World Bank has warned Pakistan of macroeconomic instability, and balance of payment crisis keeping in view the widening current account deficit and other challenges linked with the country’s economy.
WB in its Pakistan-related report “Country Economic Memorandum 2.0” stated that Pakistan has had a current account deficit of 16 to 21 billion-dollar every year since the turn of the century.
As a result, the risk of a balance of payment crisis and macroeconomic instability have increased.
The report also stated that Pakistan’s real GDP per capita growth has been low at around 2 percent Since 2000 which is almost 2.7 percentage points lower than the South Asian average.
On the other hand, the real GDP per capita growth of India and Bangladesh during the same time remained 5.2 percent and 4.8 percent respectively.
In addition the report also stated that exports and investment demand added on average 1.4 percentage points to aggregate demand growth from 1999 to 2009/10. This contribution fell to an average of 0.7 percentage points since 2010.
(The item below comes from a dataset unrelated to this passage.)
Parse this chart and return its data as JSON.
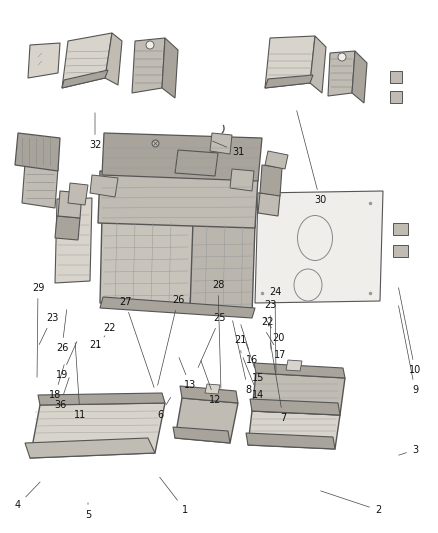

Low growth contributions of investment and exports are associated with productivity stagnation, the report further stated that an average worker in Pakistan in 2018 produced only 38.1 percent more output than in 1991, while one from Vietnam produced 257.6 percent more than in 1991.
The report states that evidence for publicly listed firms shows that firm’s average productivity between 2012 and 2017 has only increased slightly (and has been mildly falling since 2015).
Many firms are not investing enough even to replace their depreciation, “Though exporters invest more than domestic-oriented firms and foreign-owned firms invest more than domestic-owned firms”, the report added.
Pakistani exporters accounted for 0.15 percent of global exports in 2005, in 2019 they accounted for only 0.12 percent and this is suggestive of relative productivity stagnation, and of relatively low scope for future productivity growth.
The report stated that there is a need to focus on unlocking productivity-led growth through better allocation of talent and resources however technology could play a key role in reducing barriers that women face in accessing education and work opportunities.